In Lowell's Cambodia Town, community leaders say Chau's election was decades in the making.

Fleeing the genocidal Khmer Rouge regime, Cambodian refugees started arriving in Lowell in the early 1980s to find working-class jobs. Most came with war trauma, no knowledge of English and no money.

"I was involved with some of our older leaders back in the '90s," said Sothea Chiemruom with the Cambodian Mutual Assistance Association. "It was hardest to try to talk to people and try to explain to people what it means to be a citizen, what it means to participate."  

Chiemruom says now it's time for other, newer immigrant groups to achieve political success.

"There are other communities also within the city of Lowell that are going through what we have been going through," Chiemruom said.

Back at city hall, Chau says sometimes he still feels out of place, but he draws strength from his mother and his late father. 
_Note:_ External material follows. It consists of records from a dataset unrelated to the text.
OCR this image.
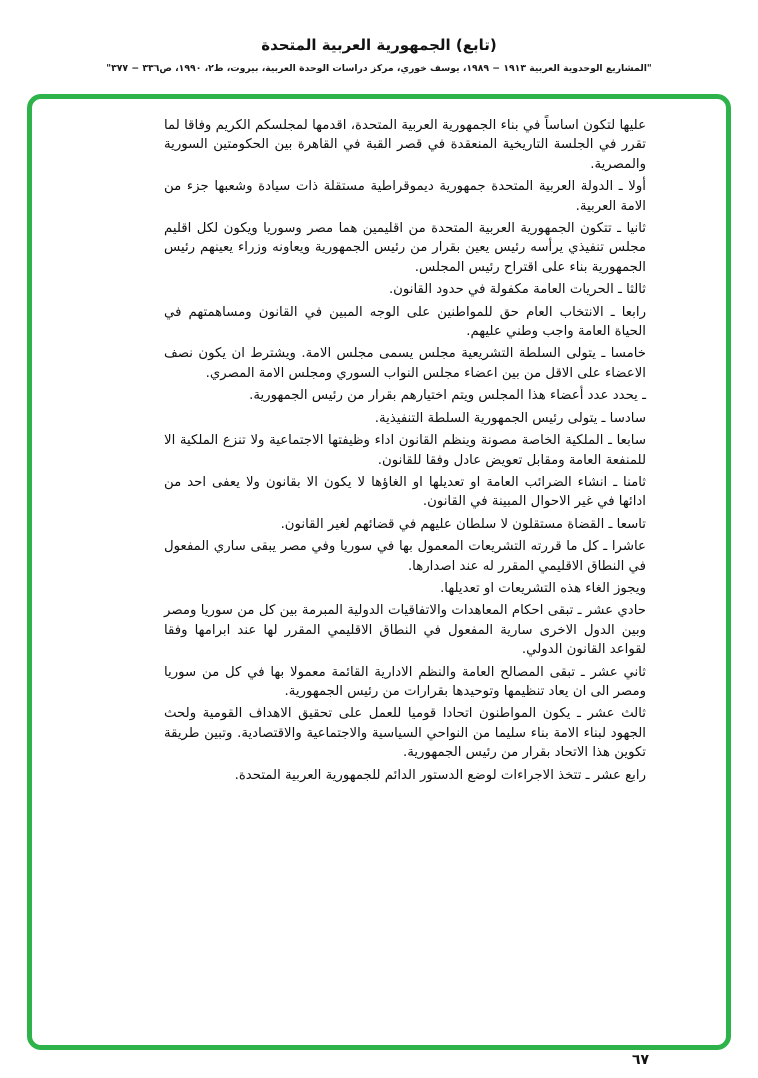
(تابع) الجمهورية العربية المتحدة
"المشاريع الوحدوية العربية ١٩١٣ − ١٩٨٩، يوسف خوري، مركز دراسات الوحدة العربية، بيروت، ط٢، ١٩٩٠، ص٣٣٦ − ٣٧٧"
عليها لتكون اساساً في بناء الجمهورية العربية المتحدة، اقدمها لمجلسكم الكريم وفاقا لما تقرر في الجلسة التاريخية المنعقدة في قصر القبة في القاهرة بين الحكومتين السورية والمصرية.
أولا ـ الدولة العربية المتحدة جمهورية ديموقراطية مستقلة ذات سيادة وشعبها جزء من الامة العربية.
ثانيا ـ تتكون الجمهورية العربية المتحدة من اقليمين هما مصر وسوريا ويكون لكل اقليم مجلس تنفيذي يرأسه رئيس يعين بقرار من رئيس الجمهورية ويعاونه وزراء يعينهم رئيس الجمهورية بناء على اقتراح رئيس المجلس.
ثالثا ـ الحريات العامة مكفولة في حدود القانون.
رابعا ـ الانتخاب العام حق للمواطنين على الوجه المبين في القانون ومساهمتهم في الحياة العامة واجب وطني عليهم.
خامسا ـ يتولى السلطة التشريعية مجلس يسمى مجلس الامة. ويشترط ان يكون نصف الاعضاء على الاقل من بين اعضاء مجلس النواب السوري ومجلس الامة المصري.
ـ يحدد عدد أعضاء هذا المجلس ويتم اختيارهم بقرار من رئيس الجمهورية.
سادسا ـ يتولى رئيس الجمهورية السلطة التنفيذية.
سابعا ـ الملكية الخاصة مصونة وينظم القانون اداء وظيفتها الاجتماعية ولا تنزع الملكية الا للمنفعة العامة ومقابل تعويض عادل وفقا للقانون.
ثامنا ـ انشاء الضرائب العامة او تعديلها او الغاؤها لا يكون الا بقانون ولا يعفى احد من ادائها في غير الاحوال المبينة في القانون.
تاسعا ـ القضاة مستقلون لا سلطان عليهم في قضائهم لغير القانون.
عاشرا ـ كل ما قررته التشريعات المعمول بها في سوريا وفي مصر يبقى ساري المفعول في النطاق الاقليمي المقرر له عند اصدارها.
ويجوز الغاء هذه التشريعات او تعديلها.
حادي عشر ـ تبقى احكام المعاهدات والاتفاقيات الدولية المبرمة بين كل من سوريا ومصر وبين الدول الاخرى سارية المفعول في النطاق الاقليمي المقرر لها عند ابرامها وفقا لقواعد القانون الدولي.
ثاني عشر ـ تبقى المصالح العامة والنظم الادارية القائمة معمولا بها في كل من سوريا ومصر الى ان يعاد تنظيمها وتوحيدها بقرارات من رئيس الجمهورية.
ثالث عشر ـ يكون المواطنون اتحادا قوميا للعمل على تحقيق الاهداف القومية ولحث الجهود لبناء الامة بناء سليما من النواحي السياسية والاجتماعية والاقتصادية. وتبين طريقة تكوين هذا الاتحاد بقرار من رئيس الجمهورية.
رابع عشر ـ تتخذ الاجراءات لوضع الدستور الدائم للجمهورية العربية المتحدة.
٦٧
"When my father was a captain in the army, he was one of the first to be taken to be killed," Chau said. "My mother was left with seven children. Her perseverance kept us alive during the Khmer Rouge."

His ultimate message to the people of Lowell, specifically to immigrants who were not represented before, is to persevere. 

"I wasn't born here, came here with nothing," Chau said. "That resonates with other immigrant groups from all over the world as well. I hope that I would serve as a role model to anyone else that want to serve in other towns, cities or states in the country."